The racist displays were found the same day the first black woman to become student government president started in the role.
Hundreds of students began marching on campus Tuesday afternoon, urging administrators to take on-campus racism seriously.
Campus police have distributed two videos of the person suspected in a racially motivated hate crime on American University's campus.
The blurry video clips show someone walking on the empty campus. Campus police believe at least three bananas hung in nooses were placed on campus Monday between 3:45 a.m. and 4:10 a.m.
The person was wearing dark clothes and may have worn a mask or a hat, campus police said. The suspect walked from the quad to the Southside shuttle stop. They may have entered a light-colored sedan near Rockwood Parkway.
Anyone who recognizes the person is asked to call campus police at 202-885-2527 or submit an anonymous tip online.
Hundreds of students marched on the Washington, D.C. university's campus on Tuesday, a day after bananas hanging from nooses were found in multiple locations on campus.
Fists in the air, students walked out of a town hall the administration held on the school's campus. Students marched across campus chanting "Black lives matter" and "Hey, hey, ho, ho! That racist s--- has got to go."
Pressure is increasing on school administrators to respond to repeated racist acts.
Students marched to the registrar's office, asked for withdrawal forms and waved them in the air as a sign of protest.
"If our existence isn't valued on this campus, than we don't need to be here," student Ma'at Sargeant said.
Bananas marked with the letters "AKA," the abbreviation for Alpha Kappa Alpha, the historically black sorority, were found in three locations of the university's campus starting Monday morning.
The racist displays were found on the same day student government president Taylor Dumpson, an AKA member, started the new position. She is the first black woman in the role.

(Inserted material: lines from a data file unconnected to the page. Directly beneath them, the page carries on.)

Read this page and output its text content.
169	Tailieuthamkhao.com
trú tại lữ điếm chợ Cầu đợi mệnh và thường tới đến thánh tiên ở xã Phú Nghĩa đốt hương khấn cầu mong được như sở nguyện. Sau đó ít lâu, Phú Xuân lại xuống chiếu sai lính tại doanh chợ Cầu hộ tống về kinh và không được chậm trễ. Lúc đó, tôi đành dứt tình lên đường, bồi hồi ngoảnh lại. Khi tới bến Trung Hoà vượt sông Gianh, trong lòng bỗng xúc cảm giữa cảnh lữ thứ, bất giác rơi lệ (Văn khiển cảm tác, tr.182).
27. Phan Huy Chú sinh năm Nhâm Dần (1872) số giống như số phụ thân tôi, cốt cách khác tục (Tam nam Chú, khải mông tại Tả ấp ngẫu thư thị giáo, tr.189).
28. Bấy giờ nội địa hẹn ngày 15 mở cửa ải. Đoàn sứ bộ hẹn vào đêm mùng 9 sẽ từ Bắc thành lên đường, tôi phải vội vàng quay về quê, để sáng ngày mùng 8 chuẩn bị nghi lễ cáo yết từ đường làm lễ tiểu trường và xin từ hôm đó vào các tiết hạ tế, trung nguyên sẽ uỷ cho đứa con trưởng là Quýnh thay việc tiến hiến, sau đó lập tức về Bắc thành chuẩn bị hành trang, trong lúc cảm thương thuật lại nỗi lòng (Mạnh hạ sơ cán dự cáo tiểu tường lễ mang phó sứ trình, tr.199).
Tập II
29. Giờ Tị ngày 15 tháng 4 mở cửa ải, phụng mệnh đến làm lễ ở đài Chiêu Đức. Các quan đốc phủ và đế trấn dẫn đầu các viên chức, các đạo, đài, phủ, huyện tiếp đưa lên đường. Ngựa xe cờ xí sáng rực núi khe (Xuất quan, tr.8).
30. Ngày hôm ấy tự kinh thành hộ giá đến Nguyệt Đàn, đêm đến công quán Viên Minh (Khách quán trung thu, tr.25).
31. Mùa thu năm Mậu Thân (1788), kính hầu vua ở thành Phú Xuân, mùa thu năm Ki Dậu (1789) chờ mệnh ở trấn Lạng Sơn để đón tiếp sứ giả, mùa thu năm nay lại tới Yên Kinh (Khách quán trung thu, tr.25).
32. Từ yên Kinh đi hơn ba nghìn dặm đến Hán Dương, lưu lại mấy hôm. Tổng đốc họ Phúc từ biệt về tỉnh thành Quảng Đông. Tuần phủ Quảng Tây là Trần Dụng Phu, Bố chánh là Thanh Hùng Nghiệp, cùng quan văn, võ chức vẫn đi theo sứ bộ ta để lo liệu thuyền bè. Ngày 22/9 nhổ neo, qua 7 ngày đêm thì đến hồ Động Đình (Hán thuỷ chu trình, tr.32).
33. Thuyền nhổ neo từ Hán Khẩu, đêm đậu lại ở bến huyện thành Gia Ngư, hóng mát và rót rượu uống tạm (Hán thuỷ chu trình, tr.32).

In an email to students sent Tuesday morning, University President Dr. Neil Kerwin called the creation of the displays a hate crime.
"American University remains committed to principles of diversity, inclusion, common courtesy and human dignity, and acts of bigotry only strengthen our resolve. Anyone who does not feel similarly does not belong here," the email said.
The 12 p.m. campus town hall had a standing-room-only crowd. Members of Kerwin's President's Council on Diversity and Inclusion (PCDI) were set to attend, according to an email he sent to students. Campus police and D.C. police were on hand.
Dumpson, the new student government president, stood at the townhall and said she would have left the school if she had known she would face a racist threat.
"If you told me this three years ago, as a freshmen at this university, that I would become student government president and I would see bananas put on my campus, my university, that I pay to go to, that I put my hard-earned time into, that people would drag my organization into it as a slight to me because people didn’t have the courage to put my name on it -- if you had told me that then, I guarantee you that I would not have stayed at American University," she said.
Dumpson said administrators and student leaders need to "do more than just have conversations, but move in a direction towards more tangible solutions to prevent incidents like these from occurring in the future."
AKA's international president, Dorothy Buckhanan Wilson, said sorority sisters are dismayed by the racist acts.
"We are stunned. In 2017, to put a noose on a banana and the letters AKA -- we're clear about what that is," she said by phone.
In a letter to sorority sisters, Wilson urged school officials to investigate, discipline perpetrators and protect African Americans on campus.
"Alpha Kappa Alpha Sorority will not tolerate unwarranted attacks on our members or any member of our community -- physical, verbal or otherwise -- which interfere with their pursuit of higher education or their basic human rights," the letter said.
The university president condemned the messages of hate, saying in a message to students that the displays were a "crude and racially insensitive act of bigotry."
But some students said they want school officials to do more.
"I think we need more solidarity from the administration," sophomore Sammie Paul said Tuesday.
The bananas were found at a shuttle bus stop at Letts-Anderson Halls, in front of Mary Graydon Center and near the East Quad Building, school spokeswoman Camille Lepre said in an email to News4.
This is at least the third time in the past eight months that bananas have been used to harass African-American women on campus.
In September 2016, an African-American woman said a banana was thrown at her. Another African-American woman found a rotten banana and obscene drawings on her dorm room door that same month.
The PCDI will be available for one-on-one conversations with students in McDowell Hall at 6 p.m.
The school Department of Public Safety is investigating and reviewing surveillance video. They said they will continue to share more information and release photos as they become available.
Anyone with information is encouraged to call 202-885-2999 or visit the AUPD TIPS website. A reward of as much as $1,000 is offered.